At the end of Tornionsärkkä, near Särkänpolvi, there is a marker tree named Satalatva. The Satalatva can be reached by walking along the Tornionsärkkä or by paddling the Porrasjoki.
The trunk of a multi-stemmed pine tree, classified as an ancient monument, is carved with two slits. The dates 1685 and 1787 are inscribed on them.
The Association of Kainuu commissioned a study at the University of Eastern Finland to determine the age of the tree and the time when the spots were made. It turned out that the tree started to grow at the turn of the 1500s and 1600s. The wood was carved with an axe in different years, the first in 1747 at the earliest and the second in 1769 at the earliest. The wood has grown for the first three hundred years and has matured over the last hundred years.

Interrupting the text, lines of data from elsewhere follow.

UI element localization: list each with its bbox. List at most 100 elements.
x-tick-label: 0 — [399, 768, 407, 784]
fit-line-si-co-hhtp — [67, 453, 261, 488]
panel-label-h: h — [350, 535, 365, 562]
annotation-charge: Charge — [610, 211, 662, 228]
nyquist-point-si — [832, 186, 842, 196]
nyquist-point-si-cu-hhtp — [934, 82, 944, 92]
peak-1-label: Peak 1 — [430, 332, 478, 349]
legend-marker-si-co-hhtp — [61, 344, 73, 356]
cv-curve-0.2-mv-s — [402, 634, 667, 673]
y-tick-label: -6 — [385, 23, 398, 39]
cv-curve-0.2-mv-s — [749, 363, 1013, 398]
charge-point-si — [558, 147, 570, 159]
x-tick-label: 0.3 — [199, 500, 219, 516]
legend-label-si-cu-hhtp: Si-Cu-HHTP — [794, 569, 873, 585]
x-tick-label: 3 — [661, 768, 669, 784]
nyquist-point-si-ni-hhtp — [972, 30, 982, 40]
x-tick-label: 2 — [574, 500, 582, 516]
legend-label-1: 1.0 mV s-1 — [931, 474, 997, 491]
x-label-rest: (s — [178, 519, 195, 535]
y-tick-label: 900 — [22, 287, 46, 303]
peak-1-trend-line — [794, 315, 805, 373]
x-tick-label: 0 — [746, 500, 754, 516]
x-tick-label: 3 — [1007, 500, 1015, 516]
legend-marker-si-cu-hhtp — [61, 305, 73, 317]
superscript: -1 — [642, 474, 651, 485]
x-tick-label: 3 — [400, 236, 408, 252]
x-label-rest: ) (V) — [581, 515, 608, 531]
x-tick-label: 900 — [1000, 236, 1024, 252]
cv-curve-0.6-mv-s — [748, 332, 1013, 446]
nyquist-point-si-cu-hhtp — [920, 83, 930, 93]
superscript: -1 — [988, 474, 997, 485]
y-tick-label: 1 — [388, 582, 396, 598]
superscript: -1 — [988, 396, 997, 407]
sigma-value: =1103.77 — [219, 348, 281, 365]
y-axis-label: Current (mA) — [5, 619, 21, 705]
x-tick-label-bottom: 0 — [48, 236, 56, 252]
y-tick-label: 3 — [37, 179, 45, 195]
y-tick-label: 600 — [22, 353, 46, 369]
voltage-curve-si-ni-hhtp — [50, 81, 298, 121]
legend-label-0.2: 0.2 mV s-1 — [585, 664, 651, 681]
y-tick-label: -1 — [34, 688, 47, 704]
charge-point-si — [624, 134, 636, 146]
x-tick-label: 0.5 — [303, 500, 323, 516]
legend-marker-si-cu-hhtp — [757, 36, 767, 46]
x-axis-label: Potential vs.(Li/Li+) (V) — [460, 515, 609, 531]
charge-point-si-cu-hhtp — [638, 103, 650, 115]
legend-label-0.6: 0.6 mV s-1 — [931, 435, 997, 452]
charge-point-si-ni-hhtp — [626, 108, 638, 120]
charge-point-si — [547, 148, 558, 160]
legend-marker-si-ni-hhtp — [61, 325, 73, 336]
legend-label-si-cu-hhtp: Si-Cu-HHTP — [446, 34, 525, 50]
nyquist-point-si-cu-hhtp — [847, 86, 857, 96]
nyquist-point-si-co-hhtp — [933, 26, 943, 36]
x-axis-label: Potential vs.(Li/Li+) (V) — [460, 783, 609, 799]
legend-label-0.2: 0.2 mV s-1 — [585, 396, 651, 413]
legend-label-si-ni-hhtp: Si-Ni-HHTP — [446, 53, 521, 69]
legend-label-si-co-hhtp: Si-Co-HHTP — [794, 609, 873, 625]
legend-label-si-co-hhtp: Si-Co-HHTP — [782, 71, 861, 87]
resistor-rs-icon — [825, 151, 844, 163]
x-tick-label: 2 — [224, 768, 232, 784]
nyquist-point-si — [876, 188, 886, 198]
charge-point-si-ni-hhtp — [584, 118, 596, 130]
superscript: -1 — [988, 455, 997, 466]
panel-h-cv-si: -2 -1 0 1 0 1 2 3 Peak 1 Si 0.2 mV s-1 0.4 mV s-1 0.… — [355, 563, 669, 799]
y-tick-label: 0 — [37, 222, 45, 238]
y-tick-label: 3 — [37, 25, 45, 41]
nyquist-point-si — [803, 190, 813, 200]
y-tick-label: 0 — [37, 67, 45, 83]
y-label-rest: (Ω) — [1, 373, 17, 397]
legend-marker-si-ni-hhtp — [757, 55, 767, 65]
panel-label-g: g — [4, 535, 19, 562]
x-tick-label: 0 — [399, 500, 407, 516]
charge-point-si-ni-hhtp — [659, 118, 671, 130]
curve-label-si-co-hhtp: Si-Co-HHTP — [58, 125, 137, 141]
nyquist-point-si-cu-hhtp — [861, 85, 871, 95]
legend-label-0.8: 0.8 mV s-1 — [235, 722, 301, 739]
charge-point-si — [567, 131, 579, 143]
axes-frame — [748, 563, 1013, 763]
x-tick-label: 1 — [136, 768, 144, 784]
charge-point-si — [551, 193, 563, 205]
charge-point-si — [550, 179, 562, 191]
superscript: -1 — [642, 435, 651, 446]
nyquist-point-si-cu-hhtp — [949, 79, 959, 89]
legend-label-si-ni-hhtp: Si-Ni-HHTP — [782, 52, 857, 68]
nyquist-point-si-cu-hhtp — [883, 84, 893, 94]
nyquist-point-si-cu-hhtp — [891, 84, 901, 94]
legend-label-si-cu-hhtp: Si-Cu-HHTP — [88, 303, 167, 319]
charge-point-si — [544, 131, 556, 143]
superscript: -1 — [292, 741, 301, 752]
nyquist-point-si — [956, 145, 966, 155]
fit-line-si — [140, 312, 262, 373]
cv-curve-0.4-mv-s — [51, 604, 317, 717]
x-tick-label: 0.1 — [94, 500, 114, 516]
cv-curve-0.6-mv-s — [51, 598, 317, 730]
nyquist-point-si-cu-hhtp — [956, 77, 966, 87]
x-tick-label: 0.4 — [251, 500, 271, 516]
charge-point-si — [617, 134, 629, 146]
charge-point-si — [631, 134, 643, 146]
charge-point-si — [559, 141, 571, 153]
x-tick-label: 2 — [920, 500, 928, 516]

The bark fell about twenty years ago and was almost completely destroyed when it was partially buried in the Porrasjoki river. The root part of the tree was lifted under a log shelter built on the site in 2013.
The meaning of the tree is still a mystery. According to the National Board of Antiquities' Cultural Environment Register Portal, the Porrasjoki bark is located on the Vienan reitti but does not appear to be a marker for a passage route. The tree may be related to the boundaries, as the boundaries defined in the 1595 Peace of Täyssinä were ambiguous for almost a hundred years, and the boundaries may have lived on. The tree may also be a marker of the burial place of a significant person or a memorial tree, or a stump tree. Satalatva is also mentioned in the Kalevala poems.